20 December 2020 | SimonJack
A nice third story based on a young girl's growing up in a small Midwestern town
"The Easter Promise" is the third of four stories about a young girl growing up in a small Midwestern town in the 1940s with just her father and grandmother. Addie Mills lost her mom to pneumonia when she was just a baby - before her first Christmas. Having been raised by her dad and grandma, Addie had never been able to have a Christmas tree. That was the basis of the original story, "The House Without a Christmas Tree." The story was told by Gail Rock of her real experience growing up in Valley, Nebraska in the 1940s and '50s, and CBS made it into a TV film that turned out to be a huge success. So, naturally, something like sequels would follow.
That 1972 film was followed by "The Thanksgiving Treasure," in 1973, and then this story and film in 1975. The last would appear in 1976, "Addie and the King of Hearts." Of all of the stories and films, this one probably incorporates more fiction than the others into the story.
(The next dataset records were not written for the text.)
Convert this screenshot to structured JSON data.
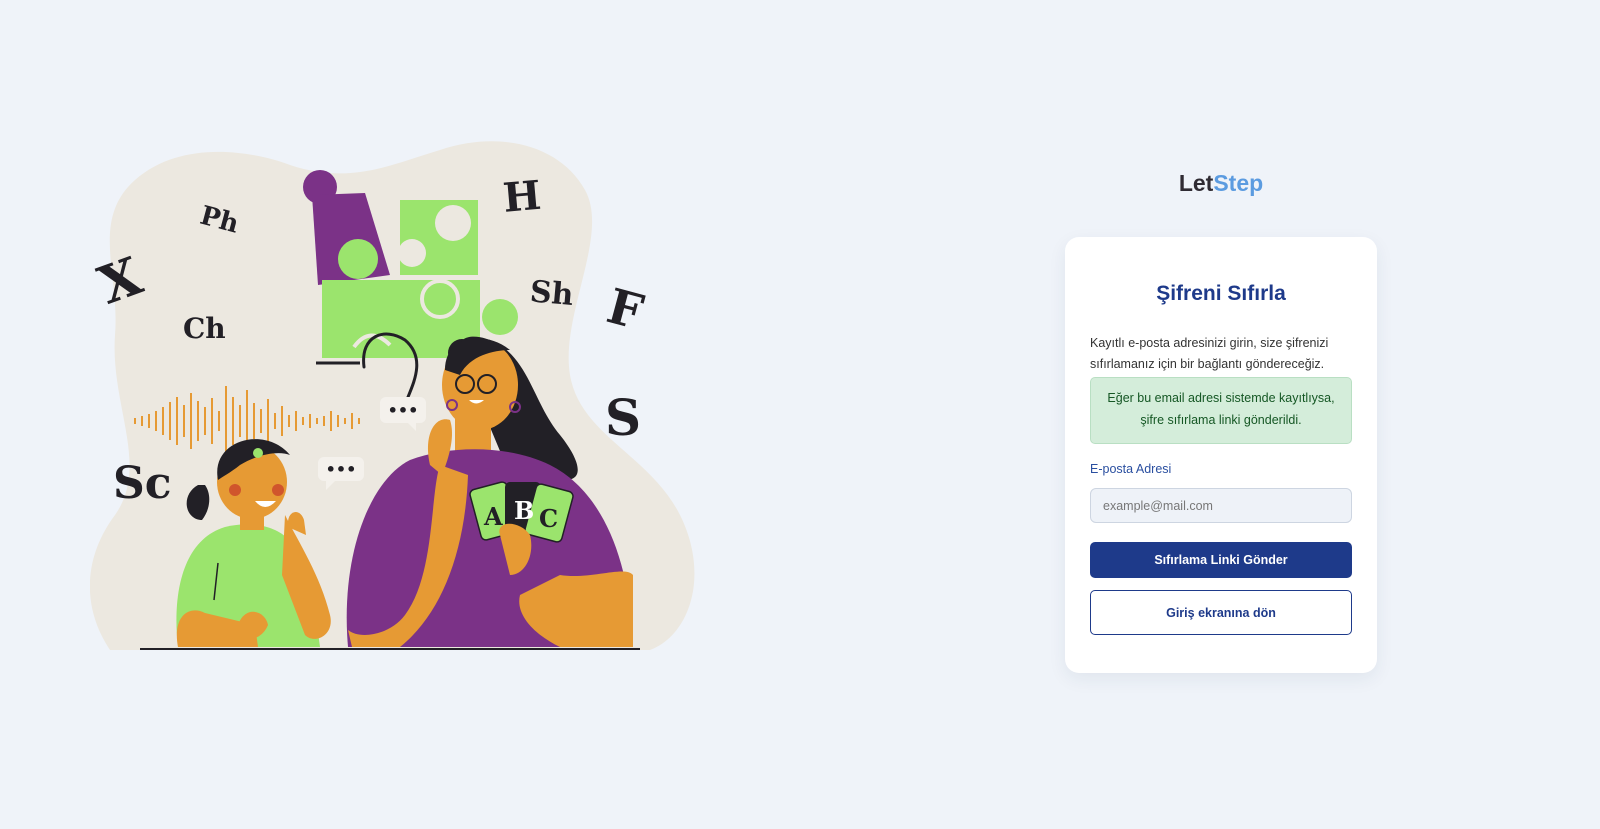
{
  "illustration": {
    "letters": [
      "X",
      "Ph",
      "Ch",
      "H",
      "Sh",
      "F",
      "S",
      "Sc"
    ],
    "cards": [
      "A",
      "B",
      "C"
    ],
    "bubble_dots": "•••",
    "colors": {
      "purple": "#7b3287",
      "green": "#9be46d",
      "orange": "#e69a34",
      "blob": "#ece8e0",
      "dark": "#222026"
    }
  },
  "brand": {
    "part1": "Let",
    "part2": "Step"
  },
  "card": {
    "title": "Şifreni Sıfırla",
    "description": "Kayıtlı e-posta adresinizi girin, size şifrenizi sıfırlamanız için bir bağlantı göndereceğiz.",
    "alert": "Eğer bu email adresi sistemde kayıtlıysa, şifre sıfırlama linki gönderildi.",
    "email_label": "E-posta Adresi",
    "email_placeholder": "example@mail.com",
    "email_value": "",
    "submit_label": "Sıfırlama Linki Gönder",
    "back_label": "Giriş ekranına dön"
  },
  "colors": {
    "accent": "#1e3a8a",
    "brand_blue": "#5b9be0",
    "alert_bg": "#d4edda",
    "alert_text": "#155724",
    "page_bg": "#eff3f9"
  }
}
And, it has an underlying mood that some others recognize also, that sets it apart from the other three. There's something about the characters - especially Addie and her dad, Jamie, that is out of their characters from the first two films.
The plot in this one is darker, although it has a moderately satisfactory ending - but nothing on the level of the other films. The same three main characters are here - Lisa Lucas as Addie, Jason Robards as her dad, Jamie, and Mildred Natwick as Grandma Mills. Jean Simmons is a big star addition, playing Constance Payne. Elizabeth Wilson is very good in her short scenes as Mrs. Coyle, and Addie's best friend continues to be Cora Sue from the second film when she replaced Carla Mae Carter.
This story centers around Constance Payne as a supposed big-time Broadway star who comes back home for her mother's funeral and to dispose of her very large house. She has a secret, and it's more than her alcoholism that comes out a number of times. But watching this film, and knowing about Addie's dreams from the first films, one can't help but think Addie would see that the life she dreams of isn't very real, or if it is, it will have many challenges or down sides. But, being a 12-year-old, she doesn't seem to be phased by Constance's story and life as she unravels it.
Finally, this film has lost some of the earthiness and reality of the small-town setting. The first two films were shot in Uxbridge, Ontario, that looked a lot like the town that author Gail Rock grew up in. But, the proximity of Valley, Nebraska to Omaha had turned it into a bustling commercial community that no longer resembled a small town of the early to mid-20th century. So, the Canadian location provided that real setting for the town of Clear River, Nebraska. Unfortunately, for this film to get Jean Simmons, it had to be shot all on Hollywood studio sets, because Simmons was appearing in a play at the time.
This turns out to be a good story, and if not a holiday film, a decent little drama. It's just not on the par of the earlier two films.